Test suite rebuilding test executables many times

While looking into a Windows-specific issue involving TestTargetAPI.py, I noticed that we are building the exact same executable many times. Every single test has a line such as self.buildDwarf() or self.buildDsym(). Those functions will first run make clean and then run make, essentially rebuilding the exact same program.

Is this necessary for some reason? Each test suite already supports suite-specific setup and tear down by implementing a suite-specific setUp and tearDown function. Any particular reason we can’t build the executables a single time in setUp and clean them a single time in tearDown?

I don’t think we need to retro-actively do this for every single test suite as it would be churn, but in a couple of places it would actually fix test failures on Windows, and improve performance of the test suite as a side benefit (as a result of reducing the number of compilations that need to happen)

Thoughts?

Another possibility is changing the arguments to buildDwarf and buildDsym. Currently they take a clean argument with a default value of True. Does this really need to be True? If this were False by default it could drastically speed up the test suite. And I can’t think of a reason why make clean would need to run by default, because tear down is going to have to clean up the files manually anyway

It is fairly common practice (at least it is for me) when figuring out why a test failed, or adding to a test case, or when looking for a good example file to poke at, etc, to go to some relevant test directory, do a "make" then poke around a bunch. I don't generally remember to clean when I'm done. If the test suite didn't do make clean before running the tests then I'd get whatever state I left the binaries in after that investigation. So I prefer doing make clean the first time you run a test in a given directory, but I have no objection to trying not to do the clean on subsequent tests in the same directory. Also we do "dsym" and then "non-dsym" builds in the same directory on OS X, so we'd have to make sure that we clean when switching back & forth between the two kinds of tests, or we will leave a dSYM around at some point and stop testing .o file debugging. Now that support is coming in for "dwo" debugging on Linux, we probably should also add the ability to test normal & dwo debugging there as well. So this soon won't be just an OS X oddity...
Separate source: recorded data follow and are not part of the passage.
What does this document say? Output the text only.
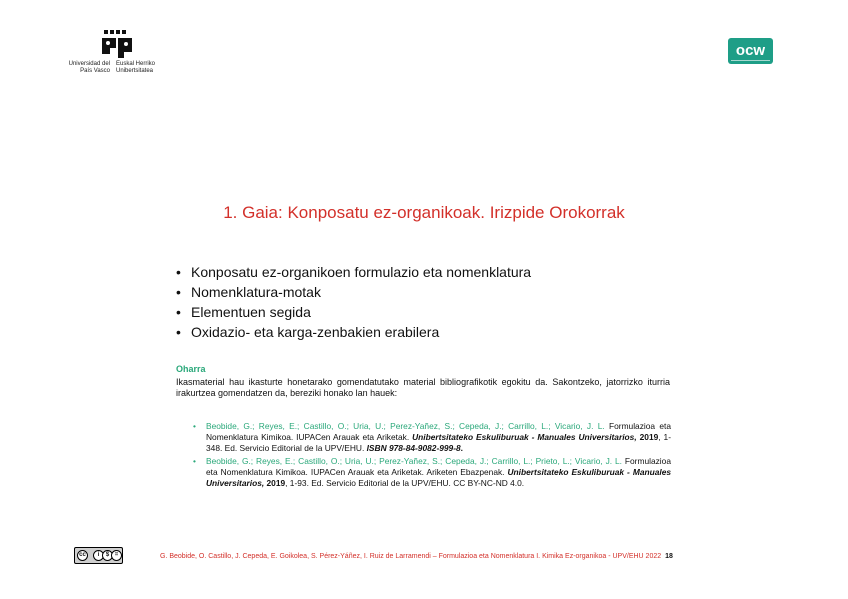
Universidad del País Vasco
Euskal Herriko Unibertsitatea
ocw
1. Gaia: Konposatu ez-organikoak. Irizpide Orokorrak
• Konposatu ez-organikoen formulazio eta nomenklatura
• Nomenklatura-motak
• Elementuen segida
• Oxidazio- eta karga-zenbakien erabilera
Oharra
Ikasmaterial hau ikasturte honetarako gomendatutako material bibliografikotik egokitu da. Sakontzeko, jatorrizko iturria irakurtzea gomendatzen da, bereziki honako lan hauek:
• Beobide, G.; Reyes, E.; Castillo, O.; Uria, U.; Perez-Yañez, S.; Cepeda, J.; Carrillo, L.; Vicario, J. L. Formulazioa eta Nomenklatura Kimikoa. IUPACen Arauak eta Ariketak. Unibertsitateko Eskuliburuak - Manuales Universitarios, 2019, 1-348. Ed. Servicio Editorial de la UPV/EHU. ISBN 978-84-9082-999-8.
• Beobide, G.; Reyes, E.; Castillo, O.; Uria, U.; Perez-Yañez, S.; Cepeda, J.; Carrillo, L.; Prieto, L.; Vicario, J. L. Formulazioa eta Nomenklatura Kimikoa. IUPACen Arauak eta Ariketak. Ariketen Ebazpenak. Unibertsitateko Eskuliburuak - Manuales Universitarios, 2019, 1-93. Ed. Servicio Editorial de la UPV/EHU. CC BY-NC-ND 4.0.
cc	i	$ =	G. Beobide, O. Castillo, J. Cepeda, E. Goikolea, S. Pérez-Yáñez, I. Ruiz de Larramendi – Formulazioa eta Nomenklatura I. Kimika Ez-organikoa - UPV/EHU 2022 18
Finally, there are some tests that rebuild the binaries on purpose - sadly I don't remember which ones. If we're lucky they would fail if you switched the default and you could go fix them, but if you are unlucky they would succeed without actually testing what they were supposed to test. So a little care would be needed to find these.

Jim

The first and second issues (cleaning once at startup, switching between dsym and dwarf tests) can probably both be solved at the same time by having the test runner sort the runs and do all dsym tests first, and then all dwarf tests, and having TestBase do make clean once before each of those steps. What do you think?

I’m going to do some timings tomorrow to see how much faster the test suite is when clean=False is the default. I already confirmed that it fixes all the failures I’m seeing though, so as long as it’s agreeable I’d like to make this change.

I’ll wait and see if anyone can remember which tests rebuild binaries on purpose. Otherwise I will try to look through them and see if I can figure it out.

TestInferiorChanged is one that I remember.

I think this is a good thing to do, but it will need to be done with a
steady hand.

I was also thinking about the dsym/dwo tests.. Instead of basically
having a copy of each test for dwarf and dsym (and soon also dwo), how
about having just one test, and have some higher level logic (the test
runner) know that it needs to execute each test multiple times. The
tests would then just do a buildDefault() (or something) and on the
first run it would build normal dwarf, on the second one dsym, etc. If
we need to run a test only for some combination of debug infos, we
could have @skipIfDsym annotations, like we do for the rest of stuff.
I think this will make what Zachary is proposing easier to do, and it
will make the test writing less awkard.

What do you think? I'm ready to chip in on this if we agree to go down
this way...

pl

I thought of this too and I started prototyping it.

The issue that I ran into is that dsym and dwarf tests can all be xfailed, skipped, etc for different reasons, so if there is one method body, you need a way to still define the set of conditions under which dsym and dwarf tests should run, skip, xfail, timeout, etc.

Do you want to start writing @skipIfDwarfAndOsIsLinuxButCompilerIsNotClang? Because I know I don’t want to deal with the combinatorial explosion of decorators that would result :slight_smile:

I have some ideas here as well, for example I think we only actually need 1 decorator that we can configure via keyword arguments that can handle arbitrarily complex scenarios of xfailing, debug infos, etc. e.g. @lldb_test(debug_types=“dwo,dwarf”, xfail = {…}, skip = {…}). But it’s all unrelated to the original problem I’m trying to solve. So I think it would be good to design a solution for that, but to do it separately.

The nice thing about just changing the default from clean to not clean is that it’s about a 3 line change, has potentially large speed improvements across the board, and also fixes bugs.

Not sure if this is relevant, but I seem to recall the remote test execution would spin off each test method run (test case level, not test suite level) into a new directory. I don’t think that would be inherently broken by a no-clean scenario but we’d want to make sure it doesn’t break.

-Todd

I think I’m goign to abandon this idea for now. Mostly because I’ve found a workaround which is a) one line of code and b) only affects windows. So the impact of this workaround is narrower, no risk of messing up any tests which depend on cleaning, and gives more time to come up with a more comprehensive solution, such as something like I and Pavel proposed earlier.

That seems fair. It would be great to have some higher level mechanism to generate runs of the tests that only differ by how the target programs are built. For instance, if some day we ever get serious about optimized code debugging (suppresses giggle) it would be good to run the test suite on optimized binaries as well... So if you are inclined to work on that, that would be excellent, and then we can revisit how to do clean etc. at that time.

Jim